Его величество Золушка

 

         Положив своё  полное лицо с картофельным  носом и кустистыми бровями вразлёт  на высоко поднятый воротник, как у Фамусова, упёршись вторым подбородком в грудь, обтянутую накрахмаленной  кружевной  манишкой, Аркадий Петрович  в надетом  длинном пальто важно передвигался по заснеженным улицам столицы.

     Глядя на него,  понимал, что ему не хватает только  для  полноты образа трости с дорогим набалдашником, которой он мог бы простукивать асфальт на тротуаре, таким образом прокладывая себе дорогу в  направлении к театру, куда он  направлялся на  премьеру   спектакля.

          Открывшиеся массивные двери, пропустив мужчину в холл, мягко и неслышно закрылись за ним, почти не прихлопнув дорогую несуществующую трость,  которой он так и не сумел обзавестись, но так мечтал о ней, зная,  как должен выглядеть истинный джентльмен,  ещё и заядлый театрал.  Но видно, не судьба, раз не сложилось с тростью.


     Тем не менее, с нею  или без неё, но  вот уже Аркадий Петрович стукая толстым оттопыренным  задом лица тех, кто уже занял свои места в партере, пробирался к своему законно оплаченному,   всё шепча себе под нос  и думая, что никто кроме него  не слышит… "эти ё#ные театралы”, повторял он через зрителя, не боясь полами фрака задеть тех, кто тоже пришёл вместе с  ним  на премьеру..

      Он только знал, что они ё#ные театралы, такие же, впрочем,  как и он сам.

      И потому,  усевшись наконец,  в нужное кресло под правильным номером, Аркадий Петрович и ё#ный одновременно  театрал, поправил голову на своём накрахмаленном воротничке на  рубашке цвета белых облаков, придал полному лицу с картофельным носом и двойным подбородком ещё  больше пафоса и важности  вместе с какой-то уловимой только им одухотворённостью, вытянул вперёд ноги в надетых чёрных лаковых туфлях, чуть не упёршись носками   в пятки впереди сидящего и приготовился  внимать.
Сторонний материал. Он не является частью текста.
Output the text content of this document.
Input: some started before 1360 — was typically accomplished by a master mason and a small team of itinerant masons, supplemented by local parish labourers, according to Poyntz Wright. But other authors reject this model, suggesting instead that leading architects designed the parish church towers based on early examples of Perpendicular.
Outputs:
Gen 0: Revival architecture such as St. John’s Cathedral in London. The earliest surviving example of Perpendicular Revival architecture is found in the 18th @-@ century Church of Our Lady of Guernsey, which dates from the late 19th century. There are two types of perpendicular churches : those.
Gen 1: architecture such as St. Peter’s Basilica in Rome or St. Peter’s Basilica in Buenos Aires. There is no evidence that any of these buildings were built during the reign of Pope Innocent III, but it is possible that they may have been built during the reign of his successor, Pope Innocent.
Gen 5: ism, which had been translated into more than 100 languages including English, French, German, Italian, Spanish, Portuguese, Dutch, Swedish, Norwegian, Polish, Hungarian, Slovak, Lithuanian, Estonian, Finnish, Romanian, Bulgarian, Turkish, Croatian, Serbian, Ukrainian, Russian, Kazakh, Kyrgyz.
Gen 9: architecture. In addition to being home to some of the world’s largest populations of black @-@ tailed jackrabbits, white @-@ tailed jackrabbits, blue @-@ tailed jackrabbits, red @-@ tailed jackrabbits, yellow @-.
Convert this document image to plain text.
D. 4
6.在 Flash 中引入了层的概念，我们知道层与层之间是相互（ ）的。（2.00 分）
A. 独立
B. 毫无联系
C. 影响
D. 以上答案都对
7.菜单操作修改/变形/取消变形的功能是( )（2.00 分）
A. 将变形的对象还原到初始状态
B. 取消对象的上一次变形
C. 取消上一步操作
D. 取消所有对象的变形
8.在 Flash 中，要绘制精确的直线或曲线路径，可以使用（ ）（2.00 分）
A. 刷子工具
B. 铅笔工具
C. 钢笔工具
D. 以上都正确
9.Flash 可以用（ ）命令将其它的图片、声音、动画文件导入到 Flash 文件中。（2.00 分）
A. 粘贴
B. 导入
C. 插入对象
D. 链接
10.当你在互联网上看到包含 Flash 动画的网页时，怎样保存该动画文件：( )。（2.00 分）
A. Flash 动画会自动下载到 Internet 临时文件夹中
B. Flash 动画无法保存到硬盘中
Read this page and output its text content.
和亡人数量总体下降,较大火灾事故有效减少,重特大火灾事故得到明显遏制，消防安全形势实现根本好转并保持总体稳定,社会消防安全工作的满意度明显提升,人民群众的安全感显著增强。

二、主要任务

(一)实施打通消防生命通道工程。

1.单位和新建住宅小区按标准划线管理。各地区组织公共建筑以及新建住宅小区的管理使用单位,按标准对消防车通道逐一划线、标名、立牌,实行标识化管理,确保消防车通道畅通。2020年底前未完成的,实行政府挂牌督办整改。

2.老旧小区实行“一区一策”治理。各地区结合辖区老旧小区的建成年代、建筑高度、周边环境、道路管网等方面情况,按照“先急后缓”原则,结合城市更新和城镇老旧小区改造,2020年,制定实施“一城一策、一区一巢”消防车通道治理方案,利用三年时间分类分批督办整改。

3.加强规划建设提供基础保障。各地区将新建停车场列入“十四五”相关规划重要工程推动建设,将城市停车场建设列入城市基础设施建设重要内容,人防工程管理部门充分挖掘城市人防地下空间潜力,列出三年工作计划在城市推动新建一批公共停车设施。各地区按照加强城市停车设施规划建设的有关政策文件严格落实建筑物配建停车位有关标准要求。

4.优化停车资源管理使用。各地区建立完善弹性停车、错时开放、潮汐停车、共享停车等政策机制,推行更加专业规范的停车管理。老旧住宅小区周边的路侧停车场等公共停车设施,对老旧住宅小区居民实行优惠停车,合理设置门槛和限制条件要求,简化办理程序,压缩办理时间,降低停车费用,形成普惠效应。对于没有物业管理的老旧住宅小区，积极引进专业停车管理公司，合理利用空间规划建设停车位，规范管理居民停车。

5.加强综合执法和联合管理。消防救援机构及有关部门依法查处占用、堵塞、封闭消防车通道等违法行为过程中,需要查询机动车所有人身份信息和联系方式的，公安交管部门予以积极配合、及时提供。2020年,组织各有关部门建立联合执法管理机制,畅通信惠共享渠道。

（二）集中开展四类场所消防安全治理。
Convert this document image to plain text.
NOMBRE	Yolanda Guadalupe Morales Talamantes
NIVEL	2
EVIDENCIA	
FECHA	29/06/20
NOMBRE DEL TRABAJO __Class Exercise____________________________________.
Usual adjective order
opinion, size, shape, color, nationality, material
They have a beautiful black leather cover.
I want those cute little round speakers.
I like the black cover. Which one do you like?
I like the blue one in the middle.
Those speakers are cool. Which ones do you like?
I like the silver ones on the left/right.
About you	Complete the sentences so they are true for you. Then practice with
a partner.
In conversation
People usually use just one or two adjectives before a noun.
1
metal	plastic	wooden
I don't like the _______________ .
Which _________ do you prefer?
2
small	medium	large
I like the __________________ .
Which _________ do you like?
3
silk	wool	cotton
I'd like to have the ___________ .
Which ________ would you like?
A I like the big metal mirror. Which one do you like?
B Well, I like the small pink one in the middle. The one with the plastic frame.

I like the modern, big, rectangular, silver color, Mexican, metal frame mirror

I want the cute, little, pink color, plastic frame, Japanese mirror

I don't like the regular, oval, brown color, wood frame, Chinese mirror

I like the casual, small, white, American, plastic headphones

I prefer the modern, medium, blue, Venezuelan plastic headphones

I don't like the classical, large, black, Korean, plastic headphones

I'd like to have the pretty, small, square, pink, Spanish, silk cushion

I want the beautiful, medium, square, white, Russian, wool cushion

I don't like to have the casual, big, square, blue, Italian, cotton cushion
       Премьера же!  А  он же  ё#ный театрал! И  во всем должен соответствовать.   И  потому —   фрак, остроносые чуть не бальные туфли, вечно стоячий накрахмаленный воротник белой рубашки,  следом,  на нём, на воротнике,  его самозабвенное лицо, после спектакля длинное,  почти до пят пальто,  как шуба у Шаляпина,  всё это,  только без трости. И  он знал, что соответствует.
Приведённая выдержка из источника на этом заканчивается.